United States or Bahamas ? Vote for the TOP Country of the Week !


He was, so far as is known, the first compiler of a book of Elements; and he was the first to prove the important theorem of Eucl. XII. 2 that circles are to one another as the squares on their diameters, from which he further deduced that similar segments of circles are to one another as the squares on their bases.

The rule is stated in general terms, but the above representation of its effect shows that it is a piece of pure algebra. The Pythagorean contributions to geometry were even more remarkable. The most famous proposition attributed to Pythagoras himself is of course the theorem of Eucl.

Warned by the unanswerable arguments of Zeno against infinitesimals, mathematicians substituted for this the statement that, by continuing the construction, we can inscribe a polygon approaching equality with the circle as nearly as we please. The method of exhaustion used, for the purpose of proof by reductio ad absurdum, the lemma proved in Eucl.

Another problem solved by the Pythagoreans was that of drawing a rectilineal figure which shall be equal in area to one given rectilineal figure and similar to another. Plutarch mentions a doubt whether it was this problem or the theorem of Eucl. I. 47 on the strength of which Pythagoras was said to have sacrificed an ox.

Four such numbers, namely 6, 28, 496, 8128, were known to Nicomachus. The law of formation for such numbers is first found in Eucl. Secondly, Theon of Smyrna gives the law of formation of the series of 'side-' and 'diameter-' numbers which satisfy the equations 2x²-y²=±1. The law depends on the proposition proved in Eucl.

The most elementary case appears in Eucl. I. 44, 45, where it is shown how to apply to a given straight line as base a parallelogram with one angle equal to a given angle and equal in area to any given rectilineal figure; this construction is the geometrical equivalent of arithmetical division.

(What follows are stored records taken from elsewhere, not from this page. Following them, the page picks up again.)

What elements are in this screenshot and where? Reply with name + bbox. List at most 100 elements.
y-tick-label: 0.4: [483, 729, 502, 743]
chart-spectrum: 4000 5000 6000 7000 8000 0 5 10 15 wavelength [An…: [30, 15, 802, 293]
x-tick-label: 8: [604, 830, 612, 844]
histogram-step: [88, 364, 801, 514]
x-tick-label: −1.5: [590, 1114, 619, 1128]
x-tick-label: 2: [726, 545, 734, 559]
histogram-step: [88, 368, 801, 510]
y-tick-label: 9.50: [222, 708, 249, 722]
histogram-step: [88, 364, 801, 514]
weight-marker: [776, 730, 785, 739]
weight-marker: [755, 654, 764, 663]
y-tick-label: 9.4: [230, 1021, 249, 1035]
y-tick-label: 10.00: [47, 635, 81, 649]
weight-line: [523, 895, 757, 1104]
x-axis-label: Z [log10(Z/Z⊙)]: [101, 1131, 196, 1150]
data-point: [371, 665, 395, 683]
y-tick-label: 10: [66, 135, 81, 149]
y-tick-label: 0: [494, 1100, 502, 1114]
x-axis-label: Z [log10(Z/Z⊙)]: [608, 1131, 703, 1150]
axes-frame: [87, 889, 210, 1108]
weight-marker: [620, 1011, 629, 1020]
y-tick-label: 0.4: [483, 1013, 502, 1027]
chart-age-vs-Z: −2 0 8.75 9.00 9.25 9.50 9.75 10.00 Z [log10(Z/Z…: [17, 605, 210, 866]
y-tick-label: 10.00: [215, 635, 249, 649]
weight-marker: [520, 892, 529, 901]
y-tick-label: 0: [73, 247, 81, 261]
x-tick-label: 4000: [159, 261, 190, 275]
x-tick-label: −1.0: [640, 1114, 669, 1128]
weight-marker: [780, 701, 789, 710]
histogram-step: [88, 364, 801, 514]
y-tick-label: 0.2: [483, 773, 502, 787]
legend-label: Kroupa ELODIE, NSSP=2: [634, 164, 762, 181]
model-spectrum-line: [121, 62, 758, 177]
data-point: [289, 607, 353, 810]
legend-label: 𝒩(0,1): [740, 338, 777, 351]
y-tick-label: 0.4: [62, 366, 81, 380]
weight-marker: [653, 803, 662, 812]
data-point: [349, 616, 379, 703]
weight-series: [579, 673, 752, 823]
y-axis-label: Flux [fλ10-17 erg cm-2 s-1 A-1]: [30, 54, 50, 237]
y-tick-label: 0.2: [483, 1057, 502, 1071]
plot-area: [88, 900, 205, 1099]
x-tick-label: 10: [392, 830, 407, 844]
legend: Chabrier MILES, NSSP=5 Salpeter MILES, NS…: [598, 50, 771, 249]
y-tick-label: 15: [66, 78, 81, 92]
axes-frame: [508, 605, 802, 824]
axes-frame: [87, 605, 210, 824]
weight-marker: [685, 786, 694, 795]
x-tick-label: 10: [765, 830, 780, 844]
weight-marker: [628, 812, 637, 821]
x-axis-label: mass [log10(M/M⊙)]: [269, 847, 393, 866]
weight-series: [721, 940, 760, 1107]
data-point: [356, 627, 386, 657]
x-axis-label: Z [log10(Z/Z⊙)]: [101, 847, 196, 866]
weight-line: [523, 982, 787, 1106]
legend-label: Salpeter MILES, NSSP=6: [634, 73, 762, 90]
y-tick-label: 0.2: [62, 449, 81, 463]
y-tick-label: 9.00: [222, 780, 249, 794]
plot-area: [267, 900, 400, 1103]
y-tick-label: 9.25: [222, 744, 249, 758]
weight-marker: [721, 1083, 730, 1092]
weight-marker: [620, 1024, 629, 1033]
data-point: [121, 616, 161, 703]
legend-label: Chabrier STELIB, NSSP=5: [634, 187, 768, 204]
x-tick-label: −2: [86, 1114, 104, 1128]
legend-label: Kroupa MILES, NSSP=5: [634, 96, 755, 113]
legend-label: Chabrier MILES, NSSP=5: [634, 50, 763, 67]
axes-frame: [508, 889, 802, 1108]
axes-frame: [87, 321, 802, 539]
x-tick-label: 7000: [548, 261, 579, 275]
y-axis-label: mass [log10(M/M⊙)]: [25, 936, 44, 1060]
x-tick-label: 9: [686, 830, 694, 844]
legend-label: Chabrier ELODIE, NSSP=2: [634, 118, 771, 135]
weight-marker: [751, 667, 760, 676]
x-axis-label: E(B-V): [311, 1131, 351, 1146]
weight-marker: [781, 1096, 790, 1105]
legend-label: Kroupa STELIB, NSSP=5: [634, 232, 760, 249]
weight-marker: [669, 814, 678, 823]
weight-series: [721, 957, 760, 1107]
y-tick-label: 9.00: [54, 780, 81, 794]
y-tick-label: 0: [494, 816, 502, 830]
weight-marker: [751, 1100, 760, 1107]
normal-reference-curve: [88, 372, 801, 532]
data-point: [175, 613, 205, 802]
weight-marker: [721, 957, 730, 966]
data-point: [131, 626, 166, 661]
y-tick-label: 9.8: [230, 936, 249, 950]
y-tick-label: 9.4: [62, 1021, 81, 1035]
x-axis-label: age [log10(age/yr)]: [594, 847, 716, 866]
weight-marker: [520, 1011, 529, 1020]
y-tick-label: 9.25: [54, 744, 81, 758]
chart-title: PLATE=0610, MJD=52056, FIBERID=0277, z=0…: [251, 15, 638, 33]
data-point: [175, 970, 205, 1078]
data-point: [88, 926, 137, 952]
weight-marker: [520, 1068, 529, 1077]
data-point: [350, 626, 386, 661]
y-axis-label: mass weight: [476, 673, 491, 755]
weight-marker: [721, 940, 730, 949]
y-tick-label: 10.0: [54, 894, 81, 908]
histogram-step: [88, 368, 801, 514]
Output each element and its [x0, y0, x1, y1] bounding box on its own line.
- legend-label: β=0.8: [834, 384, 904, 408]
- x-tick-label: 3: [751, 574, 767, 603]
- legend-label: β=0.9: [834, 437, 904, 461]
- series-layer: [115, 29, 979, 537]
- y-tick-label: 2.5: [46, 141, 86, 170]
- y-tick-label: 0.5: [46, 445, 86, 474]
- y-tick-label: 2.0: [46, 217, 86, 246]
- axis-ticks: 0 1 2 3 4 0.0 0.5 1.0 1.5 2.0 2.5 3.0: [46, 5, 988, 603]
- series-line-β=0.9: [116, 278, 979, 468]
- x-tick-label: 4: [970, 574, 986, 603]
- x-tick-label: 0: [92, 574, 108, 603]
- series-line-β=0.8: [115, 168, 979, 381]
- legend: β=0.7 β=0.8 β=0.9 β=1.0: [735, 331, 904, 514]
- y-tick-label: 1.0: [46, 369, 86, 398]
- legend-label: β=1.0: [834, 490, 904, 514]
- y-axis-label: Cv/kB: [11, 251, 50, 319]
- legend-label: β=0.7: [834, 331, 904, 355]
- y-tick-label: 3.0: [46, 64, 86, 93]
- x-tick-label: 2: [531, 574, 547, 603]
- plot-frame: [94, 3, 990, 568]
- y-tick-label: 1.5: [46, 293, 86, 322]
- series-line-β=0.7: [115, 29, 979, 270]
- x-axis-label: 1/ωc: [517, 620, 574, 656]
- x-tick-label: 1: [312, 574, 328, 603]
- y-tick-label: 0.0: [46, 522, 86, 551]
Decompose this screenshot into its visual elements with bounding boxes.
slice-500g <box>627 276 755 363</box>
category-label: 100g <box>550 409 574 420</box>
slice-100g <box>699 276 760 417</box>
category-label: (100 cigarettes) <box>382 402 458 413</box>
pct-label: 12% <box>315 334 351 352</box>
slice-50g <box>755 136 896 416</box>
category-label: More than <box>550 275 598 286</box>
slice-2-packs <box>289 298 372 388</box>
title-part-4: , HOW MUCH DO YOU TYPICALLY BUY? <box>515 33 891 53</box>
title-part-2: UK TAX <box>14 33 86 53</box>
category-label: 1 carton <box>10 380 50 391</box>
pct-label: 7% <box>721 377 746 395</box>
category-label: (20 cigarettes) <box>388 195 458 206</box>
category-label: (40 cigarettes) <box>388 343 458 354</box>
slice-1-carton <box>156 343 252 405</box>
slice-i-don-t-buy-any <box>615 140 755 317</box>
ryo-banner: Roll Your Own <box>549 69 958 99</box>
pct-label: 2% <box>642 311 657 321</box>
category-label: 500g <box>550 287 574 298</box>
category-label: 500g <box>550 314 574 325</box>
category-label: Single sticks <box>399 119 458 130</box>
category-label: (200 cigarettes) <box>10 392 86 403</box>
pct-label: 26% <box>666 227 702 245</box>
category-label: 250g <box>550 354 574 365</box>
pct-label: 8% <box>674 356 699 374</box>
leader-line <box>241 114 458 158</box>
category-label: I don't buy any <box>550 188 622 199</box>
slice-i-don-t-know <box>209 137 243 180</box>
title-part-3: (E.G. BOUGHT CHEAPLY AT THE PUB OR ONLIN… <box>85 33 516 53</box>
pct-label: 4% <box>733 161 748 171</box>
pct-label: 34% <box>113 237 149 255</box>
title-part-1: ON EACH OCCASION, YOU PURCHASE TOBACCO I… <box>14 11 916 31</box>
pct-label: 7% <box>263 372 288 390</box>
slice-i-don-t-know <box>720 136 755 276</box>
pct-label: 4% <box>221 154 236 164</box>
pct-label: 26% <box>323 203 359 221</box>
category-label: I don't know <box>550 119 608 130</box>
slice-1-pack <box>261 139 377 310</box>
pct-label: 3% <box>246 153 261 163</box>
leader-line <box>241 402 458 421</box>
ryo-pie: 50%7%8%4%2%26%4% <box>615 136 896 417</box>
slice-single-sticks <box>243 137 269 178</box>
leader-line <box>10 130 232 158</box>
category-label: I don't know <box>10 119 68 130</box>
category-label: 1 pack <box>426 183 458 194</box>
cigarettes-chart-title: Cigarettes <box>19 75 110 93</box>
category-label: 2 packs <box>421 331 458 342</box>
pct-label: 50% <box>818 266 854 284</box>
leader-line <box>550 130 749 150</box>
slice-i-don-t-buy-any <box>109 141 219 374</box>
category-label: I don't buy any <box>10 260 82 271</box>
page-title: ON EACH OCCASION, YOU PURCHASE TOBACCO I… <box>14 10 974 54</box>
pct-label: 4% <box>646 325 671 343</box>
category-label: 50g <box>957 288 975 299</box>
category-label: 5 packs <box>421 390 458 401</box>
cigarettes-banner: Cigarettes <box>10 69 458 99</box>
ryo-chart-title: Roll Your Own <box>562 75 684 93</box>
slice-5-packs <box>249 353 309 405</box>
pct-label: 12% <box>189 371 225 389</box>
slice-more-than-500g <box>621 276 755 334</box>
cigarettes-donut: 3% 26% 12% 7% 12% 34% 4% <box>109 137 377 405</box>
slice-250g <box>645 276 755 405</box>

The method of exhaustion is seen in operation in Eucl. XII. 1-2, 3-7 Cor., 10, 16-18. Props. 3-7 Cor. and Prop. 10 prove that the volumes of a pyramid and a cone are one-third of the prism and cylinder respectively on the same base and of equal height; and Archimedes expressly says that these facts were first proved by Eudoxus.

This would be in accord with the Greek instinct for generalization and their wish to be able to account for everything on rational principles. Eucl. Elementary as these things are, they represent a new departure of a momentous kind, being the first steps towards a theory of geometry.

Theodorus's proof was evidently not general; and it was reserved for Theaetetus to comprehend all these irrationals in one definition, and to prove the property generally as it is proved in Eucl. The solution, attributed to Plato, of the problem of the two mean proportionals by means of a frame resembling that which a shoemaker uses to measure a foot, can hardly be his.